I almost answered it, too. Almost. But there was that tingling power again. And honestly, it was more than that. The more I’d been thinking about his message, the more I suspected that he wanted to beg me not to out him. Or to tell me the summer meant nothing, and he’d see me around. Goddamnit, I didn’t want to hear him say that. It’d cheapen the whole thing. As if the second I heard him discount it, it’d erase all that happiness. With everything going on with Aunt Linda, and being away from my friends, and having to deal with Lara, those memories were all I had. I needed them for a little longer.
So I watched my phone in silence until the call ended.
Sorry, Will.
Too busy.
Just like you’ve been.
8
He ambushed me.
I was running m
ore than ten minutes late the next morning. I’d finished up at my locker, mentally rehearsing my excuse to Ms. Hurstenwild, when I got that creepy, ominous feeling. The one that says there’s someone, possibly-slash-probably a serial killer, right behind you. I turned around to find Will all up in my personal space, staring me down like he was a freaking matador or something.

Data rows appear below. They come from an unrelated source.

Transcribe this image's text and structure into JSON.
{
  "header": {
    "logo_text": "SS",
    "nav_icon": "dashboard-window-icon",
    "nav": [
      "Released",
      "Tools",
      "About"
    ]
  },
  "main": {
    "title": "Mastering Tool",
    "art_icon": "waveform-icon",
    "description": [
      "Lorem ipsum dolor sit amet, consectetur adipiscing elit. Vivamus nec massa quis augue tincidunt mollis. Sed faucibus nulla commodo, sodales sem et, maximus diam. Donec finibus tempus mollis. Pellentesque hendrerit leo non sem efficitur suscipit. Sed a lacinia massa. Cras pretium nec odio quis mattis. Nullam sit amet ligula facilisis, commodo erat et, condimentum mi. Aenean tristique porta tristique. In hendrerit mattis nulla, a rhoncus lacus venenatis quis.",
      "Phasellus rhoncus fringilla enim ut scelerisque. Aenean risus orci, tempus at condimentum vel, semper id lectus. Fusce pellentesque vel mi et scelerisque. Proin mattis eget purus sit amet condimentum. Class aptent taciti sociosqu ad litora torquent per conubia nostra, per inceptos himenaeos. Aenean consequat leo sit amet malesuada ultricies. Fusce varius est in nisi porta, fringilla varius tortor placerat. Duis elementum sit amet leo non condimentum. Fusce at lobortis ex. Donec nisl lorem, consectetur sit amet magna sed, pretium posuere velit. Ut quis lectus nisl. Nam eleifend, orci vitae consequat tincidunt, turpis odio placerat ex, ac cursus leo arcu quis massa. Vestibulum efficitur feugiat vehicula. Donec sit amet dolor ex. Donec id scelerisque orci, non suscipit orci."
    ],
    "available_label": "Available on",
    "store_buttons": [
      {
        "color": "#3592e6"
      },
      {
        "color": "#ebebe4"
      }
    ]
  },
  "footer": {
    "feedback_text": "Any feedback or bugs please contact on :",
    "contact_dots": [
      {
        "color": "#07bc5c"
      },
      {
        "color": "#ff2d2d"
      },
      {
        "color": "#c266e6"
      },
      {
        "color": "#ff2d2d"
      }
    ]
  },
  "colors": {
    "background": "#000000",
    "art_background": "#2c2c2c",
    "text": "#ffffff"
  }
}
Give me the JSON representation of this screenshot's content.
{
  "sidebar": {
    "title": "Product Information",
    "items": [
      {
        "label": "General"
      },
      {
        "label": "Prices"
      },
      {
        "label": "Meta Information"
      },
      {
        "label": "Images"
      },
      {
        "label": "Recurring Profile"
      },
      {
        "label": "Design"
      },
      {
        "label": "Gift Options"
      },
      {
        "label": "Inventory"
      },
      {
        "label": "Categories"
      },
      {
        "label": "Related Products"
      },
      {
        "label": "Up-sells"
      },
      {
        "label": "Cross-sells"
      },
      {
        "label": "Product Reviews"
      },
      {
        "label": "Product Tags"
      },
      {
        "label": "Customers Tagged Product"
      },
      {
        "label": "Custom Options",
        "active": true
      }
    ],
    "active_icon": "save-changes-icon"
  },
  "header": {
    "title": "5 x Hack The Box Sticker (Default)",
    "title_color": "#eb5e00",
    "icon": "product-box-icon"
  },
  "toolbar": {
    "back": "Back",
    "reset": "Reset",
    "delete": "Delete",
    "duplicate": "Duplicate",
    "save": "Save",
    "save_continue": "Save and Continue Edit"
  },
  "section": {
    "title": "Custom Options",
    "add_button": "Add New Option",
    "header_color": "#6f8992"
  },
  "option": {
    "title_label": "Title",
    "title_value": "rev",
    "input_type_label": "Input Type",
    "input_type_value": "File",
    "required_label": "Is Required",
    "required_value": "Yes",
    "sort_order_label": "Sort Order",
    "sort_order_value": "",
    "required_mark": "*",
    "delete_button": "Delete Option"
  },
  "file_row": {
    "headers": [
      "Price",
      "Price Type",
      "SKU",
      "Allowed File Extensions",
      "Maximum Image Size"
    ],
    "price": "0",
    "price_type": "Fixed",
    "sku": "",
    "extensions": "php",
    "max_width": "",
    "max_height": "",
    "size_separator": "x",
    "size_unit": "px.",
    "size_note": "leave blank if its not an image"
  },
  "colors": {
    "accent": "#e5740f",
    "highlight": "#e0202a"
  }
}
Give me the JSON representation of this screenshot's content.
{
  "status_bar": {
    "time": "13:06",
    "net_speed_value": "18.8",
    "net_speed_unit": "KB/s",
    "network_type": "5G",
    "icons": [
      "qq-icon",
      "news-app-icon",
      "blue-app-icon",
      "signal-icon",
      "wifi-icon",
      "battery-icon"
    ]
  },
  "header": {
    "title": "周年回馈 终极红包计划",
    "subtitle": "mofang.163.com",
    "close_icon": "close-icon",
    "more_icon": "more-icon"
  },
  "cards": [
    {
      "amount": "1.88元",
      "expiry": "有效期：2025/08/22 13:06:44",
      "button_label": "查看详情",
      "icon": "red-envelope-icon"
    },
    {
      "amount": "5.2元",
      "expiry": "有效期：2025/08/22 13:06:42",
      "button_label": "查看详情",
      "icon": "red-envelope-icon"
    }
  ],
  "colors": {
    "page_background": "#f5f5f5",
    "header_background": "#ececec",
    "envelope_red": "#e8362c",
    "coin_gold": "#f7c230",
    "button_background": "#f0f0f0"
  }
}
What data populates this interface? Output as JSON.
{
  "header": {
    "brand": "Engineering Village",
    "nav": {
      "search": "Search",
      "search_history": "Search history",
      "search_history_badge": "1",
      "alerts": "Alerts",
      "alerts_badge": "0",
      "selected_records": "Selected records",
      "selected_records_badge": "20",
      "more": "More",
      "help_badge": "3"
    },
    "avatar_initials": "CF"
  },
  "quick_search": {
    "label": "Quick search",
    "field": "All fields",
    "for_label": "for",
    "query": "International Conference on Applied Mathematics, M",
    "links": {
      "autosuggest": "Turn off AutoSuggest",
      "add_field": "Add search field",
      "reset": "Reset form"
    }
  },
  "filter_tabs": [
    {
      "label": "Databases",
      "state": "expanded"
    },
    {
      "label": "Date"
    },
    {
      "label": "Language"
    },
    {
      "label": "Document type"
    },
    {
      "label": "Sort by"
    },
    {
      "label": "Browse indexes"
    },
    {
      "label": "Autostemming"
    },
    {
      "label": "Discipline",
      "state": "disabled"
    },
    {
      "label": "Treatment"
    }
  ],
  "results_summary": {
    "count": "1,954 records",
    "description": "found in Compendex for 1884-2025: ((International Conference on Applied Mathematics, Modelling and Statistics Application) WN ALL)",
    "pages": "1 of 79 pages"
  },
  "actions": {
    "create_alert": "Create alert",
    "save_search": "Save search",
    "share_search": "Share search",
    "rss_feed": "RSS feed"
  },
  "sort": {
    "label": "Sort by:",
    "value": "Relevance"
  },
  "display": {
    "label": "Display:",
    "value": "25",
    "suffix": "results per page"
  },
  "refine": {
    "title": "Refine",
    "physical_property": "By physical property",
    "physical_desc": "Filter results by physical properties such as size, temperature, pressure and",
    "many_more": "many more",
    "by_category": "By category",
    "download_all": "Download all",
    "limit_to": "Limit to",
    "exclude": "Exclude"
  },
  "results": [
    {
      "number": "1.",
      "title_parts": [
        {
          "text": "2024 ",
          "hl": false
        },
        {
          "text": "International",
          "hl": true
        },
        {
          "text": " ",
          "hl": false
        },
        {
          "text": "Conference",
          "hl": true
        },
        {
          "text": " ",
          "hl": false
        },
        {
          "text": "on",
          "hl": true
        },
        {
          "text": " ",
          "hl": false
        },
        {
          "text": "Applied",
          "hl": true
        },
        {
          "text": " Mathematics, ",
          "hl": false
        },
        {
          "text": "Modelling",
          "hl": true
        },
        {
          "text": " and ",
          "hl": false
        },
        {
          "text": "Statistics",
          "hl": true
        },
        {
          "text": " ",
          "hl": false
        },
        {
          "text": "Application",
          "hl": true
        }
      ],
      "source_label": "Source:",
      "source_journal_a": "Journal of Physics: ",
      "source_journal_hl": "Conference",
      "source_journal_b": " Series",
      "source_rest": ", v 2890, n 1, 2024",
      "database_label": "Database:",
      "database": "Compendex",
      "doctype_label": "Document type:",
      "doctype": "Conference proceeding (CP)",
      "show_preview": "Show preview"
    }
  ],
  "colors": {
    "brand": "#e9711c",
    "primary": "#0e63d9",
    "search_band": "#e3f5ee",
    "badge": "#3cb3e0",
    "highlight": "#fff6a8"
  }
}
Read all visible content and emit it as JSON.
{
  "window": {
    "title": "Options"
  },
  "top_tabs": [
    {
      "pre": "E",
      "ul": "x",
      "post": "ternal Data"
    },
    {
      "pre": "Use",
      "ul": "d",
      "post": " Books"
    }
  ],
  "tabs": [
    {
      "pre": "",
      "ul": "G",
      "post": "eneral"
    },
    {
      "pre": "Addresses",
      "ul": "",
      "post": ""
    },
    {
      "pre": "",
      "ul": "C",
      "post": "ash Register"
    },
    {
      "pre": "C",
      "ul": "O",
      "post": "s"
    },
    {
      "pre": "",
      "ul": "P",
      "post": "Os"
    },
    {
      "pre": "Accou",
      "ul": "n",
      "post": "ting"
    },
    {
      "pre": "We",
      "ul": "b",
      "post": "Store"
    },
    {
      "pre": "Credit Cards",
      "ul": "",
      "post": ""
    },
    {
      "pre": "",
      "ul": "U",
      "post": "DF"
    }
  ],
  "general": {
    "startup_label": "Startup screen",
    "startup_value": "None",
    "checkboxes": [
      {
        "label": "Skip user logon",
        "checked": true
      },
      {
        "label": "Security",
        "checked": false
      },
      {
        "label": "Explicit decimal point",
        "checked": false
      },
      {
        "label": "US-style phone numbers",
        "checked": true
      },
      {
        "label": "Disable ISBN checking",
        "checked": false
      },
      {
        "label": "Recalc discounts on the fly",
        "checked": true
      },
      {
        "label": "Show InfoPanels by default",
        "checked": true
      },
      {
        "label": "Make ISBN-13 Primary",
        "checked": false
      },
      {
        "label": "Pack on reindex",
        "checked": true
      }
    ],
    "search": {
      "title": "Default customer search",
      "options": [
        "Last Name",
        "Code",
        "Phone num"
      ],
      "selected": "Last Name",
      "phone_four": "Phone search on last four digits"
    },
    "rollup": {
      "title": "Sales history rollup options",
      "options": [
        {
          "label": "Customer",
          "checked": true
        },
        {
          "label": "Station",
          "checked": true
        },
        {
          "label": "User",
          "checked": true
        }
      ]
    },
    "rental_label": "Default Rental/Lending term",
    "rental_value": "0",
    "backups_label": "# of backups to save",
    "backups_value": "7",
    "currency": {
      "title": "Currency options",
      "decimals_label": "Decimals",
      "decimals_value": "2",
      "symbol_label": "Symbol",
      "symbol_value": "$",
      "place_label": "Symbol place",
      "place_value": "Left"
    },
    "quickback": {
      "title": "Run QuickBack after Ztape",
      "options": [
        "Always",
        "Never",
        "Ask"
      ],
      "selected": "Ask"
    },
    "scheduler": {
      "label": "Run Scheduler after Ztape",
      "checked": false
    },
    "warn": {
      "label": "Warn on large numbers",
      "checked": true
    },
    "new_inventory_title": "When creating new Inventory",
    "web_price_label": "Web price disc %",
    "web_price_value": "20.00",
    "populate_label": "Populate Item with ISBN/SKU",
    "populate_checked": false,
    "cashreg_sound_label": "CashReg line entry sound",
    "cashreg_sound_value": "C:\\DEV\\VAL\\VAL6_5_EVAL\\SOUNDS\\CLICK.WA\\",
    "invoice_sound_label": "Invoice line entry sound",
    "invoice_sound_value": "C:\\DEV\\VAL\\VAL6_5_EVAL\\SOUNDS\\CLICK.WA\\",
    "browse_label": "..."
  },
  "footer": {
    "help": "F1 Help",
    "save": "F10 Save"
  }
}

“Didn’t get my text, I guess?” he said in this airy way, like he couldn’t really care. Which would be believable if he wasn’t in the process of cornering me in an empty hallway about it.
I was rattled, but I did my best not to make it obvious. “Pot, kettle,” I said, even airier. So airy it was approaching helium. Okay, maybe it was obvious after all.
He shoved one hand into the pocket of his chinos and stuck one finger of the other in his mouth to chew a cuticle. I got déjà vu seeing that. It’s what he did whenever I caught him off guard in the summer. Cuticle nibbling, faraway look, shifting his weight. He was so familiar. I knew him. Probably better than someone had any business knowing someone they’d only met a few months ago.
He removed his finger from his mouth. Here we go. Considered, thoughtful response time. “You’re right. I’m a total hypocrite.”
Again. Not what I’d expected. And there I’d been bracing myself for a gentle lecture about how he didn’t owe me anything, or how I’d been reading into the summer too much. It was a surprisingly mature response for someone who’d spent a solid two weeks refusing to look me in the eye.
It made me relax a little. “Yup. Do I get an explanation, or … ?”
“That’s what I wanted to talk about.”
“Well, I’m here. So, let’s talk, I guess.”